Now that I know that I have 'unmanageable anxiety' it's hard for me to sort out what I really should be upset about and what my brain is blowing out of proportion. My councilor said to start a diary. Here I am. Fingers crossed.

It's been a rough couple of years, and I'll get to that soon enough. How about we start at the beginning . Might as well. I don't plan on sharing this with anyone I know. Probably.

I grew up in a tiny Ontario town called Beaverton. We lived there until I was almost five. I had some friends there, but they moved away before we did. I still talk to one of them over MSN and Facebook. We had a half-acre back yard, tall trees I could climb, a treehouse and a jungle gym. My dad used to mow mazes into the tall grass, sometimes with a picnic area for us to eat in. We had a cat. Dad worked hours away, and mum stayed home with me. I started playing piano at age three. I also played violin. Took ballet. Highland dancing...
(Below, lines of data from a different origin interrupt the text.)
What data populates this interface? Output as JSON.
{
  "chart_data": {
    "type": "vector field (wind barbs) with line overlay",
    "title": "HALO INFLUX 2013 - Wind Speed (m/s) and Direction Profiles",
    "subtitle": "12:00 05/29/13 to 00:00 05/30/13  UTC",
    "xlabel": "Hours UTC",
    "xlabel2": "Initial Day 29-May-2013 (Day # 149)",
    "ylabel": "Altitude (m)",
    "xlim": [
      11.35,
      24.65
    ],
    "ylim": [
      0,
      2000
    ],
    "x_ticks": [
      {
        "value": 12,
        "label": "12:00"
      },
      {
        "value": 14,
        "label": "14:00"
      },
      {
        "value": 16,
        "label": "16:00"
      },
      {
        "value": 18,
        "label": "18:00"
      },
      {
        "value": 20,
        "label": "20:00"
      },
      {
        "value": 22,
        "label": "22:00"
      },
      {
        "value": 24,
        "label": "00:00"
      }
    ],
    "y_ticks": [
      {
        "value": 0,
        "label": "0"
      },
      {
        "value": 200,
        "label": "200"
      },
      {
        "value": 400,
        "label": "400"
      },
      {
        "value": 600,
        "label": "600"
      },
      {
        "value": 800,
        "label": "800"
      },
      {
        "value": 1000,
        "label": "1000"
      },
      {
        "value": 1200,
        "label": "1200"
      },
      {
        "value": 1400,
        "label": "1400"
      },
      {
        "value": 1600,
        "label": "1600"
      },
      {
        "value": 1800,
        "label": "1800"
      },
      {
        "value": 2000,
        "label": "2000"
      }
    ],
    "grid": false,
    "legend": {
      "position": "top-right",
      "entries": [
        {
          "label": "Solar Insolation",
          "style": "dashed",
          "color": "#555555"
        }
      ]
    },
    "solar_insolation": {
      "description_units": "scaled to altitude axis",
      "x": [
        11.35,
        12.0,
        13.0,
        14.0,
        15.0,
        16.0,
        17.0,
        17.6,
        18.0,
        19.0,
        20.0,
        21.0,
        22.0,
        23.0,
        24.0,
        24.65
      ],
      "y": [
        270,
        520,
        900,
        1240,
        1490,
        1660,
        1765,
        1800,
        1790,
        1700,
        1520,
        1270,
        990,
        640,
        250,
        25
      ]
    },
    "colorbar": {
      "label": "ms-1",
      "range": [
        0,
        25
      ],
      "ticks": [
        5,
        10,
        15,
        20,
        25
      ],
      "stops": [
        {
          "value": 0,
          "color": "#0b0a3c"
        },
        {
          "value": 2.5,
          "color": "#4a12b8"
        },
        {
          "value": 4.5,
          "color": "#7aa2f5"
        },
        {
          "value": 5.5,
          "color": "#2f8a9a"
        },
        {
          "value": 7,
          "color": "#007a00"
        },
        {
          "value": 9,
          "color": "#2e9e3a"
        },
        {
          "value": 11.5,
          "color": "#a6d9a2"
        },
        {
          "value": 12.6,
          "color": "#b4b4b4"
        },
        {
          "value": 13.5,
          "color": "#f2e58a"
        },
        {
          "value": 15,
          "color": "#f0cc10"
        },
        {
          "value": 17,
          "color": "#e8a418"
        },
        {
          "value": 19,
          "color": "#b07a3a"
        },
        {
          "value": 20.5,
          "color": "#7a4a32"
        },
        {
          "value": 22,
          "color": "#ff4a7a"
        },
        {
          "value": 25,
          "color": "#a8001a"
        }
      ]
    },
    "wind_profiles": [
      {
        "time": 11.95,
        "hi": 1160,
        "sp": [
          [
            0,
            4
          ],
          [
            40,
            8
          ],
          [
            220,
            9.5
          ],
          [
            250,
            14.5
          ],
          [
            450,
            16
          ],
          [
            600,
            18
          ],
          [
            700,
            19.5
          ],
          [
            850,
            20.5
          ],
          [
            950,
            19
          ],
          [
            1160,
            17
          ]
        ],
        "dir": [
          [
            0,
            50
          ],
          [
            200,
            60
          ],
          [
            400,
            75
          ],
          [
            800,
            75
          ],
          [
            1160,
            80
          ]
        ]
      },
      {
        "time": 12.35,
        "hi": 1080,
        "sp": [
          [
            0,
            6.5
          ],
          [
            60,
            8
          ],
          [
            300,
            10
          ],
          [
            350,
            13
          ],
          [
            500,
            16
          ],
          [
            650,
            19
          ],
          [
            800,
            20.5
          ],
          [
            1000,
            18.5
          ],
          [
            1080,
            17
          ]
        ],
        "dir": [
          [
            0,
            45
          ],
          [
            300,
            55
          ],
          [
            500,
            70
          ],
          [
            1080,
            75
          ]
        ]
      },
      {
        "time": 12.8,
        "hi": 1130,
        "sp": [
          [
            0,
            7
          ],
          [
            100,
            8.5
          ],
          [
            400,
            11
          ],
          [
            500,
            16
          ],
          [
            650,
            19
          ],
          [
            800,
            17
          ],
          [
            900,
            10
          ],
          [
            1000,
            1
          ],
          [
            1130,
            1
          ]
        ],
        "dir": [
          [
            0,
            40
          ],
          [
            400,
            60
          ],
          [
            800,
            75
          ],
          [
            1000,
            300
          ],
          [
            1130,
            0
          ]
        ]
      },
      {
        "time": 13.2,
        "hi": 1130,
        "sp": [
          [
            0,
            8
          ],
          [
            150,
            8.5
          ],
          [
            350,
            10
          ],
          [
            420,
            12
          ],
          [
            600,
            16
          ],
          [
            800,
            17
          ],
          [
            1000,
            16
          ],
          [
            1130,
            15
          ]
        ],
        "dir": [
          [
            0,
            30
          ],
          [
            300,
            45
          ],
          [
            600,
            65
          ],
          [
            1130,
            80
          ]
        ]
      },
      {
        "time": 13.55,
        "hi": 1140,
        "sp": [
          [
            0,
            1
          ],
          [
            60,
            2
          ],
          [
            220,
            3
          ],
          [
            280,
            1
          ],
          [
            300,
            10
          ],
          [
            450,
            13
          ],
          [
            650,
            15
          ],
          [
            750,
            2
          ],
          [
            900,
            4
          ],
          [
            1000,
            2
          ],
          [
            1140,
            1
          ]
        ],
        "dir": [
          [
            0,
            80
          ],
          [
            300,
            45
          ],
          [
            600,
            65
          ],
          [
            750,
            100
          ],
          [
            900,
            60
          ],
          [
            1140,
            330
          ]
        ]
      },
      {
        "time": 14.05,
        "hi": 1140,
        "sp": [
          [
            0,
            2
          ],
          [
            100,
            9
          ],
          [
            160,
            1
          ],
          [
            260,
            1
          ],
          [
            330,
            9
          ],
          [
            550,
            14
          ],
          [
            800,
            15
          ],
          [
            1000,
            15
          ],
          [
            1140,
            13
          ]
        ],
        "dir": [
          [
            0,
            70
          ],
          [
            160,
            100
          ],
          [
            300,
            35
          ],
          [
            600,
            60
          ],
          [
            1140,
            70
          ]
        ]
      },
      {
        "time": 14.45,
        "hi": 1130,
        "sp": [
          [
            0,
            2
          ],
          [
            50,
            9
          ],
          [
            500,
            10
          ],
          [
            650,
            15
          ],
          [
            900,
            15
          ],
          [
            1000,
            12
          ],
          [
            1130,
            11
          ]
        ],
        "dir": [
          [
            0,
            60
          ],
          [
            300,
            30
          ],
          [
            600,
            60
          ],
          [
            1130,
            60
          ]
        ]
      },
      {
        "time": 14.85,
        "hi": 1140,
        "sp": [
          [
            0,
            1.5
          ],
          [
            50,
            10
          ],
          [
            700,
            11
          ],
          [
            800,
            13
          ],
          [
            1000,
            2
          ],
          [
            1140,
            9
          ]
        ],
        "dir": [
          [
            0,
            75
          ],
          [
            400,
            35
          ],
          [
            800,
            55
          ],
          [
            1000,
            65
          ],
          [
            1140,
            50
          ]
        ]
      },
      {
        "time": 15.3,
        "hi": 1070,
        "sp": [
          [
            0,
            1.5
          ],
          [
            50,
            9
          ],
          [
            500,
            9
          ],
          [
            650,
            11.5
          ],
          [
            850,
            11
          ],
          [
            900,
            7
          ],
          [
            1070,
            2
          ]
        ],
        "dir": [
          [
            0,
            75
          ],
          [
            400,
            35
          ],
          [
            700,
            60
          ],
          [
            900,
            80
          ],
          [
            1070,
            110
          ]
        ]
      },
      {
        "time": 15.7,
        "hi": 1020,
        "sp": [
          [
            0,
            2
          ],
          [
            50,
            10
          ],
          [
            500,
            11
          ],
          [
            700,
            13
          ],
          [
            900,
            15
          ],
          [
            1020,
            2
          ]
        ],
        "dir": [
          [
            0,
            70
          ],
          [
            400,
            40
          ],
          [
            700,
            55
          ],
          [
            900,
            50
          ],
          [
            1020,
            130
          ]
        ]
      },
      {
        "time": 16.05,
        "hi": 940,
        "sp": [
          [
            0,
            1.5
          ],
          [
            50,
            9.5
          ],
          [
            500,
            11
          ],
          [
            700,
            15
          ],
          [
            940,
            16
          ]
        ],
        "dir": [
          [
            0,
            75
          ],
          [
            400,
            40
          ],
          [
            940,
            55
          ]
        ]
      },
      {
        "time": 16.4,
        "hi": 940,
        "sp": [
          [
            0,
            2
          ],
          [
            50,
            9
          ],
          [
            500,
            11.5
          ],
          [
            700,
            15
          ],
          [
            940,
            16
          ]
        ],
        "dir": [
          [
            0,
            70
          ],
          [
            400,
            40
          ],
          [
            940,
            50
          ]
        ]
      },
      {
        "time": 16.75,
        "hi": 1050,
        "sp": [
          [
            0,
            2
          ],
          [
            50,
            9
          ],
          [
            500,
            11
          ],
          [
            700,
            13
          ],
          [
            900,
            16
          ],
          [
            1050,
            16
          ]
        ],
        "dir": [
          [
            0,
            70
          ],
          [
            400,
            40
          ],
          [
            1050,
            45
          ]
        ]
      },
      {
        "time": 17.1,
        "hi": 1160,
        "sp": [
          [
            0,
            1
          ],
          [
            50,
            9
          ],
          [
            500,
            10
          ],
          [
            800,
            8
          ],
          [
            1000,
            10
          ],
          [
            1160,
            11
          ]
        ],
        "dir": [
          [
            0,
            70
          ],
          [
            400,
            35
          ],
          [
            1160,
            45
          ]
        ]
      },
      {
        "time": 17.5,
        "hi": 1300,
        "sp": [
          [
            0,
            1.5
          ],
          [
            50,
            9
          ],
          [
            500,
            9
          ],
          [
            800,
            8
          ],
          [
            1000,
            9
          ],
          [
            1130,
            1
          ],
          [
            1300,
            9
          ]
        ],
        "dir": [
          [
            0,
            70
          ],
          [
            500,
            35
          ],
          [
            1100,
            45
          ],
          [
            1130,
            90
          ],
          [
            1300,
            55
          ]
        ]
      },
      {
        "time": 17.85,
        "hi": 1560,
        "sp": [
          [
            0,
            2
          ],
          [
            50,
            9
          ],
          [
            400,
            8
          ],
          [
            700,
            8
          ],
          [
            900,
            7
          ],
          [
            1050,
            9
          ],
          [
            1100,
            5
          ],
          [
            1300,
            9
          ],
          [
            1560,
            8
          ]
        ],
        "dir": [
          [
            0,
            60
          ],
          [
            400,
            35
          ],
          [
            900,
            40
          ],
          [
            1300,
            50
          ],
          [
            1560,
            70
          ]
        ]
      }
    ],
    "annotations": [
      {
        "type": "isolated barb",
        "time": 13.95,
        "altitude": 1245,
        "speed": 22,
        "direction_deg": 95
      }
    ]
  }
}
We moved then to Port Perry. It's a nice town for the adults, little children and the elderly, but for teenagers it's a wasteland. It's not as bad as Oshawa, but it's a tiny town with nothing to do. I went to school in the french immersion program. I was never popular. All my friends in elementary school were either nerd guys, gifted kids or delinquents. (I'm only still friends with the nerd guys.)

In grade five my teacher picked on me so much I started having nervous breakdowns in school, and my mum would have to come and get me. I switched over to English in grade six and was semi-popular for that year. Probably the best year of my life so far, to be quite honest. I had a great group of girlfriends who would actually call me to see if I wanted to come play, we'd do fun girly things, sit together, gossip... and the teachers were nicer too. Grade seven I went back into french immersion. I made friends with a girl named Carly. Carly had another 'best friend' named Christina. She used to alternate between us, and badmouth us to each-other. By mid-grade eight Christina and I actually started talking and realized that Carly was not worth being friends with.

Since grade two or three there had been this cliq of about five girls that basically ruled the school. Mila, Caylie, Shelly, Megan, Katelyn and Justine. Mean Girls had nothing on these six. They were the cruelest most soul-crushing group of bitches you've ever come across. They started wearing makeup in grade 5. The term prosti-tot springs to mind. Not that it's terribly relevant now. I've seen a couple of them once or twice since the end of high-school, but I had to put up with their shit for 8 years. And then there was Jason. Mercifully he left after grade 5. He used to pull my hair and sucker punch me, kick me, and generally abuse me. I used to come home every day covered in bruises. I was a tiny kid. I broke 5 foot in grade 8. My mum put me in karate in elementary school, and I went until I got my blue belt. I've only ever punched someone in anger once in my life. My mum would get so mad that she was spending all this money teaching me how to defend myself and I wouldn't. We were taught that we should not fight back unless it was a life-threatening situation... which it never was.

Next: Highschool... But That's another post for another day. Must stop procrastinating! Back to work!